妊娠・出産に関する悩み
妊娠SOS東京の調査によれば、10~20代の若年者が相談者の7割近くを占めています。少ないながらも40~50代からもご自身の妊娠についての相談があります。相談者の全てが、妊娠当事者の女性ではなく、パートナーが彼女の生理の遅れや避妊の状況を心配して問い合わせてくることもあります。7割が妊娠確定前の相談、つまり妊娠したかもしれないという相談です。
思いがけない妊娠で困っている相談者からは、3つの不在があるように思われます。包括的性教育の不在、関心を持ってその人を見てくれる人の不在、妊娠した途端男性の不在です。これらの不在を背景に、妊娠を知られることへの得体のしれない恐怖を相談者が持っているとも感じられます。そのことが相談者と社会を断絶することにつながります。

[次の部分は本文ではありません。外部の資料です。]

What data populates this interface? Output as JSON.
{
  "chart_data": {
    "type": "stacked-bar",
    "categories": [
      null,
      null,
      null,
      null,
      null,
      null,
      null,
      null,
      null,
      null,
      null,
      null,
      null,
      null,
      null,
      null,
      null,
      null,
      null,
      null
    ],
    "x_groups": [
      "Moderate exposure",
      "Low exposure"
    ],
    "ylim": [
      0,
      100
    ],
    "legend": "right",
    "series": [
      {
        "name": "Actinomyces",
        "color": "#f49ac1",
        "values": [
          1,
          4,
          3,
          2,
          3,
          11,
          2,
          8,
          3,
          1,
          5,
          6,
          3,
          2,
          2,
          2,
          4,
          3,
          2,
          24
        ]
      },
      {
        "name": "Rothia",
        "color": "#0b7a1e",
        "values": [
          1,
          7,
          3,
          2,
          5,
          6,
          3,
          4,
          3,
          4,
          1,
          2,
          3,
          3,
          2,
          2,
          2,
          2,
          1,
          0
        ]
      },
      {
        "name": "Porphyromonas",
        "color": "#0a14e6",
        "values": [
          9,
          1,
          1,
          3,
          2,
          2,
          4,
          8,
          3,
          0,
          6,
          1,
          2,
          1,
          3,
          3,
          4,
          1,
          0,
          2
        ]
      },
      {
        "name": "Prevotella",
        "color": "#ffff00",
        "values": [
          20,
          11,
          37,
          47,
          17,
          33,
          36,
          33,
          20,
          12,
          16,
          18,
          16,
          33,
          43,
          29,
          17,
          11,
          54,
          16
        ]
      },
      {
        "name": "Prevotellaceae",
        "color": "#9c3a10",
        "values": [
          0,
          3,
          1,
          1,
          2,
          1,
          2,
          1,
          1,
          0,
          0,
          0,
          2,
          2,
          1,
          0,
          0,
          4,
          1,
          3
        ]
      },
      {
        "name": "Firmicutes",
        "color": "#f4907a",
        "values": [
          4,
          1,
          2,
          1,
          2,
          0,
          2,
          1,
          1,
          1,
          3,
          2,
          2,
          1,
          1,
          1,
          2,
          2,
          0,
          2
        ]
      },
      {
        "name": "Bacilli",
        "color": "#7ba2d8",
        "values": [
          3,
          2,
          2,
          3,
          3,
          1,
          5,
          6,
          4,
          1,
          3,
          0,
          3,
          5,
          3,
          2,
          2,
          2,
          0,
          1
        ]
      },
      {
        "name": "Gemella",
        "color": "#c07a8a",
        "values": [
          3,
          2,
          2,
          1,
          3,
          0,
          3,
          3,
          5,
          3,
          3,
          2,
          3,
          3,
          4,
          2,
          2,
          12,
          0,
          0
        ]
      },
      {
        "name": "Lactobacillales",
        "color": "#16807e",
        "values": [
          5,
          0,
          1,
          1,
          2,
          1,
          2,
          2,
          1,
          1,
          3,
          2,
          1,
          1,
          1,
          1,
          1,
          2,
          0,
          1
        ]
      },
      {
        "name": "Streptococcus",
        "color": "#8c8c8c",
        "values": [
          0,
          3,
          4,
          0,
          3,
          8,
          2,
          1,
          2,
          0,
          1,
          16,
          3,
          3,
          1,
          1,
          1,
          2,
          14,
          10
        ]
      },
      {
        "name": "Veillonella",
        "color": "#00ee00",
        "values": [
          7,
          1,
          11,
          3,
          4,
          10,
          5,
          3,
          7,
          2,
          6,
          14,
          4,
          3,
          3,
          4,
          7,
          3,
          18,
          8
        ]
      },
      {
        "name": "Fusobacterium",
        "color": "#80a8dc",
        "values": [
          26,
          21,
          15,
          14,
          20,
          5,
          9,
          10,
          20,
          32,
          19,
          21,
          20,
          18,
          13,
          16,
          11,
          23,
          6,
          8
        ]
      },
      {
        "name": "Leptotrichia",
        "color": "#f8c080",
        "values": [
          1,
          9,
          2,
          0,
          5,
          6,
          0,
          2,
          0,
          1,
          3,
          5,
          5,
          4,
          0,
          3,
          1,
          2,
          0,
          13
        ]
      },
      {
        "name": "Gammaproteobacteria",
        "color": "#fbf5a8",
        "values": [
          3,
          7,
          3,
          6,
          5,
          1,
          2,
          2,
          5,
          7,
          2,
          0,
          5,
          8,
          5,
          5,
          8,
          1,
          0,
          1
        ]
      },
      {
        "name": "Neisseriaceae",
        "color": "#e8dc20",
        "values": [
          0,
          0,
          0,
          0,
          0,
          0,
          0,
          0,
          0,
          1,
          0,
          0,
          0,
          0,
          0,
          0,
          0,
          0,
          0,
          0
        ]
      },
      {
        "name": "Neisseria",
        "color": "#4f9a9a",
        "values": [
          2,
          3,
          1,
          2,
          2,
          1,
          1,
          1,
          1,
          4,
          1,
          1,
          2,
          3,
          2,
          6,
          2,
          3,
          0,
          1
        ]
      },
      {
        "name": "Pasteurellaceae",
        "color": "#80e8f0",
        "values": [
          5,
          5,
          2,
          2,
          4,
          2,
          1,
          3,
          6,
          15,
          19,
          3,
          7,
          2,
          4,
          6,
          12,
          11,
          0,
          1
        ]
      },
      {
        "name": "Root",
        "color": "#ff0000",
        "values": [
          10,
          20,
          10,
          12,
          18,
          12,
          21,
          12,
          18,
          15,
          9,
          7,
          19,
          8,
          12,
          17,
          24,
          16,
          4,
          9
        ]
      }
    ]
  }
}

2009年に施行された改正児童福祉法では、特定妊婦が明記され、若年妊婦も含まれています。若年妊娠の人々の多くは、妊娠すべきではないという社会規範、自己責任論は根強くあります。親は子どもの味方になってくれるはずであるという幻想的な家族像を前提とした社会制度も、相談者の味方にはならないこともあります。若年妊娠した女性が、孤立することなく、自由に幸せに生きていくことができる社会を目指すことが大切です。